I went into parenting unsure about everything; I didn’t even know if I’d like having a kid! Especially since before I had my kid, I hated kids. Obviously, I mostly hated Other People’s Kids, and always assumed that when I had one of my own I’d be okay with him. But I couldn’t really know, not until I met the guy.
As luck would have it, whether by biology or nature or something L. Ron Hubbard wrote about, I do like my kid. I mean, obviously I love my kid, but I like him too. Which is huge. But that circumstance hasn’t changed my opinion on other kids. If anything, it’s made it worse, since now they are being compared to the Platonic Ideal of Offspring that is my son. And they don’t measure up.
Also, now that I’m a dad and I know a lot more parents than I used to, I hate them even more than I hate their kids.
For one thing, they let their kids rule their lives, which… is actually somewhat understandable. Because as much as being a parent can suck sometimes, there’s never any doubt that your kid is the best thing that’s ever happened to you, even when he’s acting like the worst thing that’s ever happened to you. And your priorities shift to accommodate that fact.
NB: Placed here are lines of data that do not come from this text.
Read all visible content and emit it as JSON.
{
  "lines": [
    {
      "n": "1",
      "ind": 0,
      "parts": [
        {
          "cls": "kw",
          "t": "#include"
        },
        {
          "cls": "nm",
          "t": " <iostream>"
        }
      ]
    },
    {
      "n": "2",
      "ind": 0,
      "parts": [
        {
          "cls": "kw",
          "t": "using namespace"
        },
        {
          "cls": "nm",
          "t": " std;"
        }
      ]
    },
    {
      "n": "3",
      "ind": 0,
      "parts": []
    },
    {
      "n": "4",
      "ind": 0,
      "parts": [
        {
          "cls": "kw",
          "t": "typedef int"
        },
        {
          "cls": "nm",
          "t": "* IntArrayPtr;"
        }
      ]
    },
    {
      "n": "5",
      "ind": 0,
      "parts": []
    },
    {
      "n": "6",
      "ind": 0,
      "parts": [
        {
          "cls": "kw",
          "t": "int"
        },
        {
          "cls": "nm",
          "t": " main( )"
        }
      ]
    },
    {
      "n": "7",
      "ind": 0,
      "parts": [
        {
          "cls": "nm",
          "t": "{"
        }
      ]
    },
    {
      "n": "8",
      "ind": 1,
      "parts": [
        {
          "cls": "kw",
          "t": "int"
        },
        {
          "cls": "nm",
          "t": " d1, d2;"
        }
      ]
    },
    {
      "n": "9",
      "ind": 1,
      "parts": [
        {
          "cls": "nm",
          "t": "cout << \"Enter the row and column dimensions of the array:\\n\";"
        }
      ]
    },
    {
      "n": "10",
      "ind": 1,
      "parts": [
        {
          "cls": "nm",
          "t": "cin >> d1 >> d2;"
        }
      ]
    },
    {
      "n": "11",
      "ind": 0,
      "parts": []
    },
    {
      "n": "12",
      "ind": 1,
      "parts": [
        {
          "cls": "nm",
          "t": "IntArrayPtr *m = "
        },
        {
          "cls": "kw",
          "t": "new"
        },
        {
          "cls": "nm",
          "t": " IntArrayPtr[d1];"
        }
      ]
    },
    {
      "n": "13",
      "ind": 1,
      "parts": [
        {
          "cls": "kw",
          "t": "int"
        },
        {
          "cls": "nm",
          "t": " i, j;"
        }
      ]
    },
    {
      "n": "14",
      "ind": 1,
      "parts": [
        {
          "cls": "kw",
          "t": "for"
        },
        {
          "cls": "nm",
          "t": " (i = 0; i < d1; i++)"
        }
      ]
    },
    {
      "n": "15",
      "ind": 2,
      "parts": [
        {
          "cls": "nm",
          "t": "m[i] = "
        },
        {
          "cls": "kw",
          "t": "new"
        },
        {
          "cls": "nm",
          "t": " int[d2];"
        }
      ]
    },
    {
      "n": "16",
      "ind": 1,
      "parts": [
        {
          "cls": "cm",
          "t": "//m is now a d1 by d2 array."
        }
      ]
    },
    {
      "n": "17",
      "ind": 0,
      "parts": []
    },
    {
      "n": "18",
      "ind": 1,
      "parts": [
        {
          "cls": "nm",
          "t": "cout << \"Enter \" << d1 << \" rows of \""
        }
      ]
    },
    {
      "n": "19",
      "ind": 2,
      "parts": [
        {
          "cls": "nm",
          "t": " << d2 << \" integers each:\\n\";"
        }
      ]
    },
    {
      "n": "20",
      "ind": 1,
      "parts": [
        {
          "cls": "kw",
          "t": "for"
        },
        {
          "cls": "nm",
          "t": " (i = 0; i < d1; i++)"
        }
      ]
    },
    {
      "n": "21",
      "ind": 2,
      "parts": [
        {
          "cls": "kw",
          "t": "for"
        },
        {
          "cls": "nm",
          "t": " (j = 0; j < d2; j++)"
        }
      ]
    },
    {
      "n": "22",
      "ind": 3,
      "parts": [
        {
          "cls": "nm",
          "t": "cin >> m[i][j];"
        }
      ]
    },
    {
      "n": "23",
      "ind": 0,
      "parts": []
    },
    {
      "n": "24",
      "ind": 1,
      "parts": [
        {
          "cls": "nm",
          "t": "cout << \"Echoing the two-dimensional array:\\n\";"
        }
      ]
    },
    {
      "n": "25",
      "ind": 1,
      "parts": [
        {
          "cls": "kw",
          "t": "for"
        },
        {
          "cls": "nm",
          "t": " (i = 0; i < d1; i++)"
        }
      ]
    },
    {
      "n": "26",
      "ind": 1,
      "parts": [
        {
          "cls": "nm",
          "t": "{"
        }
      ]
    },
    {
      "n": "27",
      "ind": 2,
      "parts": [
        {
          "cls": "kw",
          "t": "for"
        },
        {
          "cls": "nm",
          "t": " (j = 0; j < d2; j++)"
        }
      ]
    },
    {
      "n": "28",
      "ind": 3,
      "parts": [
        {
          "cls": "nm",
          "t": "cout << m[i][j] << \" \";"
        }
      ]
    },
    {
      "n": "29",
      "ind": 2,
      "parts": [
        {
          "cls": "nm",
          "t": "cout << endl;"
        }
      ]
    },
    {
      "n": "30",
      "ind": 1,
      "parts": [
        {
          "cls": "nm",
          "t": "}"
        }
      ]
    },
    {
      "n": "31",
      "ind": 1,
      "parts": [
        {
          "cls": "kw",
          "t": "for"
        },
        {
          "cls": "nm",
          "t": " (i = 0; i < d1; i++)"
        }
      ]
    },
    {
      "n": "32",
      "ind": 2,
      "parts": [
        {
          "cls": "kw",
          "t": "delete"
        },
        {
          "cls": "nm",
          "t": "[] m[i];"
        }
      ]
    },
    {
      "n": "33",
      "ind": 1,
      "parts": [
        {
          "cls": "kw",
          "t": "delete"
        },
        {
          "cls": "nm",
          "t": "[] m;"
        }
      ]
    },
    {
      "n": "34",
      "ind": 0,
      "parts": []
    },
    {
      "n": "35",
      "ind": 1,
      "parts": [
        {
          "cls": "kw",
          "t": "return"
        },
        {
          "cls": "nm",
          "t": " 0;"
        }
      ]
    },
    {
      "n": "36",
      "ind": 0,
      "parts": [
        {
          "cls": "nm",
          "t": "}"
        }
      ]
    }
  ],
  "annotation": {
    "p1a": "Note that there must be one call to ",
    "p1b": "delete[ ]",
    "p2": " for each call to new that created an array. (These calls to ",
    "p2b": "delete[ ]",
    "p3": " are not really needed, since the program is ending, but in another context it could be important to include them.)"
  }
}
Unfortunately, some parents take their slavish devotion to their kids too far. Mom and Buried and I were wary of that, so before she got pregnant ,we made a deal that we wouldn’t become like those friends we’d seen fade from our lives once they had their kids. We decided we would do our best to continue to live our lives the same way we always had, even with a baby in tow. It hasn’t been easy, but it’s been doable. Of course, for most of our run, we had only one kid, so I might be talking out of my ass. (We have two now, I’ll let you know in another few months.)
Which is the other thing I hate about so many parents. I am talking out of my ass, and I know this. Because no one knows what they are doing. Except, if you were to believe them, those hateful parents I like to refer to as “Other Parents.” Capital O. P. “Other Parents” are those parents that act like they’ve cracked the secret child-rearing code. Like they are experts.
Sorry, but with all due respect to Dr. Spock and Dr. Phil and etc.: there is no such thing as a parenting expert.
A.P.P. = Anti-parent Parenting
I believe everyone needs to know that. So I started Dad and Buried as a place where I could chronicle my journey into fatherhood while attempting to maintain my pre-fatherhood identity, and it has since evolved into the Anti-Parent – and Anti-Parenting – Parenting blog, for two reasons:
1) Parenting is a drag, even when you love your kid. Hell, it may be even worse than having a kid you don’t give a shit about. At least then, whatever happens, happens. No parenting required! But with a kid you love, you are responsible for his well-being and his education and his development into something-other-than-a-total-asshole. And that is hard, grueling work that requires a healthy amount of ridicule or it will drive you insane.
2) Other Parents are the worst. They never tire of judgment. They judge you, they judge your spouse, they judge your kids; only they know the secret to perfect parenting. Well, on Dad and Buried (and in Soviet Russia!), I judge them. WITH PREJUDICE. And a healthy amount of swearing.
Be warned: this blog is not a manual, or a guide, or a rule book. At its best, I hope it’s a life raft.
It’s a place where I can bitch about my life as a dad, about my annoying son, and about all those Other Parents who act like they know better than everyone else.
Because they don’t know shit. Neither do you. And neither do I!
But that’s what makes this blog different from other parenting blogs: I don’t pretend to.